O Ilê nasceu no dia 01 de novembro de 1974, quando Vovô e os moradores da ladeira do Curuzu trouxeram uma proposta de um bloco ser totalmente voltado para cultura, para dança e para música afro. “Este é o primeiro bloco afro do Brasil, um bloco dirigido por pessoas negras e que veio através do Carnaval com a iniciativa de combater o racismo”, afirma Vovô.
Ele relembra os desafios de como foi surgir o Ilê durante um período de intensas tensões sociais e raciais no Brasil. A criação do bloco não foi nada fácil, desde a preparação e a coragem para poder encarar o preconceito e os desafios colocados pela sociedade da época. “Foi meio assustador, empolgante, porque muitos pais recusaram a deixar os filhos participarem, com medo das possíveis consequências devido ao sistema político da época”, conta.
Desde o ínicio, o Ilê não se limitou apenas ao Carnaval. Ele se tornou um movimento que vai muito mais além da festa, representando a identidade e a resistência da cultura afro na Bahia e no Brasil.
O bloco leva para as ruas de Salvador um desfile que não é apenas uma comemoração. Também é uma manifestação que traz a tona questões sociais que incentivam reflexões sobre a história, beleza e força do povo negro. São roupas vibrantes, músicas impactantes e temas que reforçam a conexão com a ancestralidade africana, inspirando as novas gerações.
Celebração dos 50 anos
Ao completar 50 anos, o Ilê Aiyê celebra um legado transformador. Para Vovô, o maior triunfo do bloco é o resgate da autoestima e da identidade. “Conseguimos fazer com que as pessoas assumissem sua negritude, sentissem orgulho de quem são. Esse é o maior legado do Ilê”, destaca.
Mas para falar do Ilê Aiyê, é necessário falar de quem foi sua base: Mãe Hilda de Jitolú matriarca e maior exemplo do grupo. Em 1988, no terreiro do Axé de Tolu, ela transformou seu espaço sagrado em um centro de educação e formação para a comunidade, fundando assim a escola Mãe Hilda.

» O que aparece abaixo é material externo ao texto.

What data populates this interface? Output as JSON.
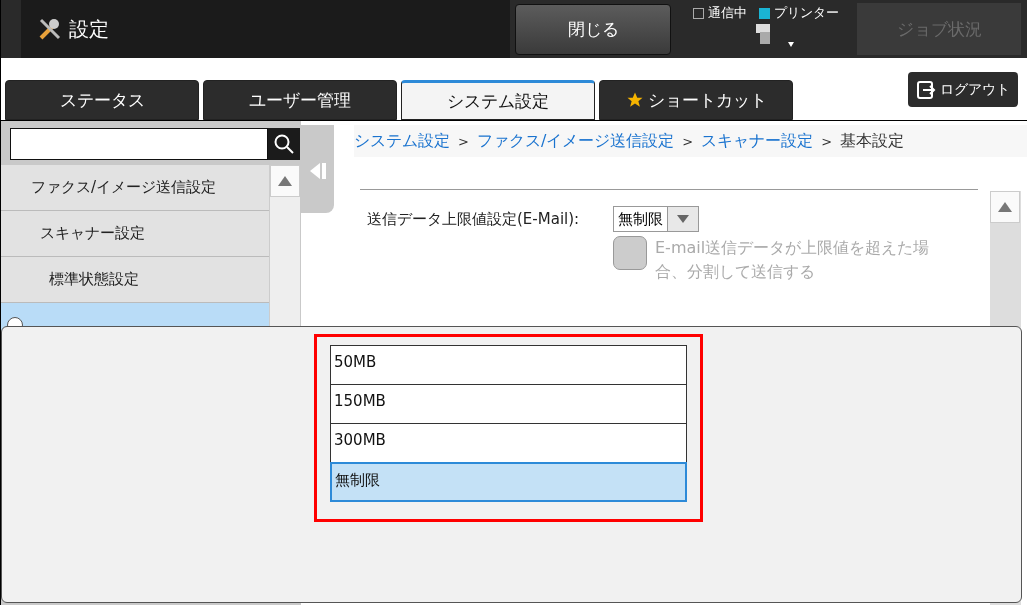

Visionária, a matriarca oferecia um ambiente onde as crianças não apenas aprendiam os conteúdos escolares, mas também eram ensinadas a valorizar sua história, suas raízes e a ter orgulho de sua identidade afro-brasileira.

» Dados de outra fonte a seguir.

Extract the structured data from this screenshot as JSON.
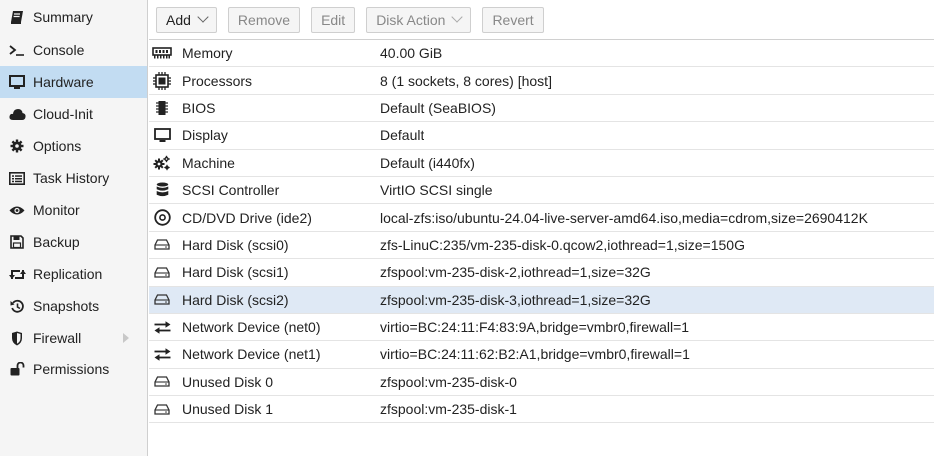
{
  "sidebar": {
    "items": [
      {
        "label": "Summary",
        "icon": "book-icon"
      },
      {
        "label": "Console",
        "icon": "terminal-icon"
      },
      {
        "label": "Hardware",
        "icon": "desktop-icon",
        "selected": true
      },
      {
        "label": "Cloud-Init",
        "icon": "cloud-icon"
      },
      {
        "label": "Options",
        "icon": "gear-icon"
      },
      {
        "label": "Task History",
        "icon": "list-icon"
      },
      {
        "label": "Monitor",
        "icon": "eye-icon"
      },
      {
        "label": "Backup",
        "icon": "floppy-icon"
      },
      {
        "label": "Replication",
        "icon": "retweet-icon"
      },
      {
        "label": "Snapshots",
        "icon": "history-icon"
      },
      {
        "label": "Firewall",
        "icon": "shield-icon",
        "has_submenu": true
      },
      {
        "label": "Permissions",
        "icon": "unlock-icon"
      }
    ]
  },
  "toolbar": {
    "add": "Add",
    "remove": "Remove",
    "edit": "Edit",
    "disk_action": "Disk Action",
    "revert": "Revert"
  },
  "hardware": {
    "rows": [
      {
        "name": "Memory",
        "value": "40.00 GiB",
        "icon": "memory-icon"
      },
      {
        "name": "Processors",
        "value": "8 (1 sockets, 8 cores) [host]",
        "icon": "cpu-icon"
      },
      {
        "name": "BIOS",
        "value": "Default (SeaBIOS)",
        "icon": "microchip-icon"
      },
      {
        "name": "Display",
        "value": "Default",
        "icon": "monitor-icon"
      },
      {
        "name": "Machine",
        "value": "Default (i440fx)",
        "icon": "cogs-icon"
      },
      {
        "name": "SCSI Controller",
        "value": "VirtIO SCSI single",
        "icon": "database-icon"
      },
      {
        "name": "CD/DVD Drive (ide2)",
        "value": "local-zfs:iso/ubuntu-24.04-live-server-amd64.iso,media=cdrom,size=2690412K",
        "icon": "cdrom-icon"
      },
      {
        "name": "Hard Disk (scsi0)",
        "value": "zfs-LinuC:235/vm-235-disk-0.qcow2,iothread=1,size=150G",
        "icon": "hdd-icon"
      },
      {
        "name": "Hard Disk (scsi1)",
        "value": "zfspool:vm-235-disk-2,iothread=1,size=32G",
        "icon": "hdd-icon"
      },
      {
        "name": "Hard Disk (scsi2)",
        "value": "zfspool:vm-235-disk-3,iothread=1,size=32G",
        "icon": "hdd-icon",
        "selected": true
      },
      {
        "name": "Network Device (net0)",
        "value": "virtio=BC:24:11:F4:83:9A,bridge=vmbr0,firewall=1",
        "icon": "exchange-icon"
      },
      {
        "name": "Network Device (net1)",
        "value": "virtio=BC:24:11:62:B2:A1,bridge=vmbr0,firewall=1",
        "icon": "exchange-icon"
      },
      {
        "name": "Unused Disk 0",
        "value": "zfspool:vm-235-disk-0",
        "icon": "hdd-icon"
      },
      {
        "name": "Unused Disk 1",
        "value": "zfspool:vm-235-disk-1",
        "icon": "hdd-icon"
      }
    ]
  }
}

Como qualquer escola quando abre, Mãe Hilda também enfrentou desafios imensos. Sustentar uma escola em um ambiente privado, que também era a casa de sua família e o terreiro, exigia muita determinação e força.“Não era fácil pagar professores, manter o espaço. Era basicamente tudo trabalho voluntário, mas a vontade de fazer superava qualquer obstáculo. Tudo isso era uma missão ancestral”, reforça Valéria, neta de Mãe Hilda.
Além da instituição, Mãe Hilda inspirou muitos outros projetos educacionais do Ilê, como a Band’Erê, escola de música e percussão, e o projeto Ascensão Pedagógica, que oferece formação para professores da rede pública. Esses esforços não apenas perpetuavam sua visão, mas também fortaleceram a educação afro-brasileira décadas antes da Lei 10.639, que tornou obrigatório o ensino da história e cultura afro-brasileira nas escolas.
Valéria enfatiza a mensagem que Mãe Hilda deixaria. “Olhar para trás para dar passos mais largos, para voar mais alto”, frisa.